A: Ringer’s lactate solution + Dextrose 5%

If neither is available, A: 0.45% saline + Dextrose 5% should be used

Give an additional dose of Vitamin A:Vitamin A (retinol) (PO)

Age range Dose unit Capsule
Infants 6–11 months 100,000U 1
Children 12 months–5 years 200,000U 2

Pharmacological Treatment

Treat other medical conditions as per IMCI guide

24.4.2 Uncomplicated SAM

Children with SAM who meet the following criteria:

  • The child is > 6 months of age and weight > 4 kg, and
  • There is no pitting oedema, and
  • The child is alert (not lethargic), and
  • The child has a good appetite and is feeding well, and
  • The child does not have any danger signs or severe classification.
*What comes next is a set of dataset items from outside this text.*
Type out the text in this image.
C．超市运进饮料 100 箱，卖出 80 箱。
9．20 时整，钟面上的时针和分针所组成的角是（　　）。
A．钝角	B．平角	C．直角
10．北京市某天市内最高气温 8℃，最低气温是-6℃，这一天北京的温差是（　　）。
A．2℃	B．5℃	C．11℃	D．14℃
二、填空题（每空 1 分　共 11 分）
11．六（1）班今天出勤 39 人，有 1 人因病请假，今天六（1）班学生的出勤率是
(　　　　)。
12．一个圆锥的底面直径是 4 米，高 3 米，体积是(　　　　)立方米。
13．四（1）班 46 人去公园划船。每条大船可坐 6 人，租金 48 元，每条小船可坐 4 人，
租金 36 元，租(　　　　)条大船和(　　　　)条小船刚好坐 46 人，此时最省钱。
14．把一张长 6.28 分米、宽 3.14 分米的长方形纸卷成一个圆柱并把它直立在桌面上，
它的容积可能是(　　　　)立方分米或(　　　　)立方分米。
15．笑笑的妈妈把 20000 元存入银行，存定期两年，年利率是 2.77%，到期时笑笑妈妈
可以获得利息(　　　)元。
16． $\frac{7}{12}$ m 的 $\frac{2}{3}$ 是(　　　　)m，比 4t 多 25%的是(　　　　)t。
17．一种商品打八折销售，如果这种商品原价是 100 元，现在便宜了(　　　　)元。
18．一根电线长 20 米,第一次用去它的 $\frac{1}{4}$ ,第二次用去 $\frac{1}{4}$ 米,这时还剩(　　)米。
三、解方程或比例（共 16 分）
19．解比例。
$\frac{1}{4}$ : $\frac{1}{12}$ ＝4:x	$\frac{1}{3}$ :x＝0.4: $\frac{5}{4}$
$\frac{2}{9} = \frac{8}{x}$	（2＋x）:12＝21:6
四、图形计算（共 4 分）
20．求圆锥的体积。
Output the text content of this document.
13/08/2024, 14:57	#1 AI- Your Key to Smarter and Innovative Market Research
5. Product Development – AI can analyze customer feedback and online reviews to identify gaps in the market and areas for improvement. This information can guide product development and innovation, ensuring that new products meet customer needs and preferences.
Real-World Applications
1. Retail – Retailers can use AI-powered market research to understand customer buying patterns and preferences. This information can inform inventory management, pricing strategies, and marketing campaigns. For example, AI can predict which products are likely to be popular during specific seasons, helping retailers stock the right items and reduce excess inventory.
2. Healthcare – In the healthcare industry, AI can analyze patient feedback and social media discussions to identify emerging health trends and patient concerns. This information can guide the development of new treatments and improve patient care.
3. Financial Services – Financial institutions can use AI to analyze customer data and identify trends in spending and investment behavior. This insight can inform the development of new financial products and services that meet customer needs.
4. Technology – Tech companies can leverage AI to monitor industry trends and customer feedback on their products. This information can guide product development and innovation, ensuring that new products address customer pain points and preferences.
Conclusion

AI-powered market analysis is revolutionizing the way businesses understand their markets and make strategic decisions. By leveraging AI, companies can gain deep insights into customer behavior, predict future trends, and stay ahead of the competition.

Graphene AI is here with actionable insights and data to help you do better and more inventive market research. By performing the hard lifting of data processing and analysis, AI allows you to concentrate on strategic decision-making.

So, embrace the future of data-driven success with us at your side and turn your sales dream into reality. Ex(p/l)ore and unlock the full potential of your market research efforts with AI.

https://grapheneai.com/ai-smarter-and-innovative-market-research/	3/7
All cases require careful assessment for possible TB or HIV.

General Measures

  • Provide RUTF (ready to use therapeutic food regular nutritional supplements) and/or other nutritional supplements according to supplementation guidelines.
  • Counsel according to IMCI guidelines.
  • Regular follow-up to ensure that the child gains weight and remains well.
  • Discharge with supplementation, once the following criteria are met:
    • WHZ (weight-for-height z-score): > –2
    • WHZ for two consecutive visits at least one month apart and/or
    • MUAC: > 11.5 cm (preferable at 12 cm, if MUAC used alone).
  • Follow-up patients for at least 6 months to ensure sustained growth.

Pharmacological Treatment

Do not repeat if child has received these during inpatient stay:

  • Give an additional dose of Vitamin A:
    • High dose of vitamin A (50,000 IU, 100,000 IU or 200,000 IU, depending on age) should be given to all children with SAM and eye signs of vitamin A deficiency on day 1,
    • Second and a third dose on day 2 and day 15 (or at discharge from the programme), irrespective of the type of therapeutic food they are receiving;
  • To all children with SAM with recent measles on day 1, with a second and a third dose on day 2 and day 15 (or at discharge from the programme), irrespective of the type of therapeutic food they are receiving Empiric treatment for worms:
    A: Mebendazole, oral.
    Dose: Children 1–2 years: 100 mg (PO) 12 hourly for 3 days. Children > 2–5 years: 500 mg (PO) as a single dose.

Referral:

  • When RUTF cannot be provided and follow-up on an ambulatory (outpatient) basis is not possible.
  • The child develops pitting oedema or any of the danger signs (see above).
  • Failure to gain weight despite provision of nutritional supplements.